The Corner

Education

How About Intellectual Desegregation?

American higher education is dominated by leftists, many of them so secure in their opinions that the other side is merely caricatured or smeared. One professor who sees that as a problem is Indiana University sociologist Fabio Rojas. In today’s Martin Center article, he argues that we need intellectual desegregation to break down groupthink and conformity.

He writes, “The academy is a church of skeptics. Progress is made when people are allowed to disagree. In the humanities and social sciences, a dominant mainstream may prevent questions that will deepen inquiry and identify errors and biases.”

That mainstream is too often content to dismiss opposing views without making any effort at understanding them. Rojas points to the way the leftist professoriate overwhelmingly praised Duke historian Nancy MacLean’s book Democracy in Chains even though it was a feeble hatchet job on Nobel laureate James Buchanan and Public Choice theory. “The first step toward intellectual desegregation is quality control — academics of all stripes need to stop relying on inaccurate smears of the other side,” Rojas writes.

What the academy needs is a new mindset (or a return to the older mindset) where scholars strive for engagement and understanding, not trying to score points for their side.
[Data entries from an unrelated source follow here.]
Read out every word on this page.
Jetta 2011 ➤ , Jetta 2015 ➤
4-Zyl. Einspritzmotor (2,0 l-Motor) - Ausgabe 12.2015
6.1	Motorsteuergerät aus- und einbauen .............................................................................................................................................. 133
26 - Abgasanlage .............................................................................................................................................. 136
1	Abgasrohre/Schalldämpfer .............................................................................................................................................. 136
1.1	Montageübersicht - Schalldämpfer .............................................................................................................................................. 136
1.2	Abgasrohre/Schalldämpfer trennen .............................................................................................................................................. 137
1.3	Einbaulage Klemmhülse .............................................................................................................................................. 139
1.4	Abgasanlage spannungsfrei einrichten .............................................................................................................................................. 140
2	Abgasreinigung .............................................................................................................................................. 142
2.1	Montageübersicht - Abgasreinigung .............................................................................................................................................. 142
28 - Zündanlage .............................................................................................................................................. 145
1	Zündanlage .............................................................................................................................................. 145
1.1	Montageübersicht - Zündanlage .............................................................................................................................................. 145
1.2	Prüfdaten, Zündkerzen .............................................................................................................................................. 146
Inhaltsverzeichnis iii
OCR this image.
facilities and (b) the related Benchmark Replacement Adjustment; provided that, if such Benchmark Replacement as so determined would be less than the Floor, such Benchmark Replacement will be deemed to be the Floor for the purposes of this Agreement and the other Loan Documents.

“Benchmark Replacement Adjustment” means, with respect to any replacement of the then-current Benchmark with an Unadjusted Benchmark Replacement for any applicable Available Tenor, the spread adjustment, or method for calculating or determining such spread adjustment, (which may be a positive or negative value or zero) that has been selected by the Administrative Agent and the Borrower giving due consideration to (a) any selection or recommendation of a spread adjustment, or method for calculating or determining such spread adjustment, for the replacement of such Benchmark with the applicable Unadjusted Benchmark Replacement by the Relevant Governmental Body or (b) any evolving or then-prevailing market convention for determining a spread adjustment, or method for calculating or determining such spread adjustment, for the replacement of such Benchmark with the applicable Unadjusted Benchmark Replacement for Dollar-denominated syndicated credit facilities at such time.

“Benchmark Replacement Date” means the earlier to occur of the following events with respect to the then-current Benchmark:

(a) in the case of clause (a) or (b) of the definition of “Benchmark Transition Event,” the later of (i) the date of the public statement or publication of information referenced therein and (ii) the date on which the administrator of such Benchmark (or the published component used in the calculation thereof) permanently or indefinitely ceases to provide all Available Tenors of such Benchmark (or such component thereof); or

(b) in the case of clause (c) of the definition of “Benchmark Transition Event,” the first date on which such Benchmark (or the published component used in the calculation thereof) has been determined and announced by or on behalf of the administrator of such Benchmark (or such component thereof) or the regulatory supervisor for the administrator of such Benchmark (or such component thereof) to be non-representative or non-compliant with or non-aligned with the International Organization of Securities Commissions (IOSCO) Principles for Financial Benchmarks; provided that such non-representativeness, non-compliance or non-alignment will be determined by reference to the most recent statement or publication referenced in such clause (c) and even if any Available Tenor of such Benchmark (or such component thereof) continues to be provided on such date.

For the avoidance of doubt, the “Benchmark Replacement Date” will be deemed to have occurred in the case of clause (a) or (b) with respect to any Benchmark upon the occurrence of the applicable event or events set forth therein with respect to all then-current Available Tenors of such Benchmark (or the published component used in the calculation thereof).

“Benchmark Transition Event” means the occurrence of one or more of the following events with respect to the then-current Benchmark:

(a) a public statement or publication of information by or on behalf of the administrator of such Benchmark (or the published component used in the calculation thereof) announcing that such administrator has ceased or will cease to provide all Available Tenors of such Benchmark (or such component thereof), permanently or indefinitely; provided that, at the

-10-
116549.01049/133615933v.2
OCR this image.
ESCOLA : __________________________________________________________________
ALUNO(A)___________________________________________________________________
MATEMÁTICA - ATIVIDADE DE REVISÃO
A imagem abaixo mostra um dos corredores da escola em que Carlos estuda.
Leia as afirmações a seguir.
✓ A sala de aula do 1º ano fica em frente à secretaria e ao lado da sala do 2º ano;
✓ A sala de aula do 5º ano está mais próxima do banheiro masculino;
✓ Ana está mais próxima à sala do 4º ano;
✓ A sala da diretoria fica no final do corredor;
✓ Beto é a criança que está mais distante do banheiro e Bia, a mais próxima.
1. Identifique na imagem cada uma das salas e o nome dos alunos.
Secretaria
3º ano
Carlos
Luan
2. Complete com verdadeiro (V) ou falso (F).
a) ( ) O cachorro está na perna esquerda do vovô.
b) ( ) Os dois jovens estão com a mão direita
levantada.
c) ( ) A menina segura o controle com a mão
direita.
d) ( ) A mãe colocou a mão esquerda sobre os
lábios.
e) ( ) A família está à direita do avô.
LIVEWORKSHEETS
Rojas correctly notes, “Once we modify our self-perception and move from a highly partisan view of scholarship to a more balanced one, then we open ourselves up to genuine conversations with writers who hold radically different views. This approach to academic life is not to surrender to the other side. It is a sign of maturity and enlightenment.”

He’s right, but so far the academics who favor engagement and understanding are voices crying in the wilderness. Let us hope they make real progress in 2020.

George Leef is the the director of editorial content at the James G. Martin Center for Academic Renewal. He is the author of The Awakening of Jennifer Van Arsdale: A Political Fable for Our Time.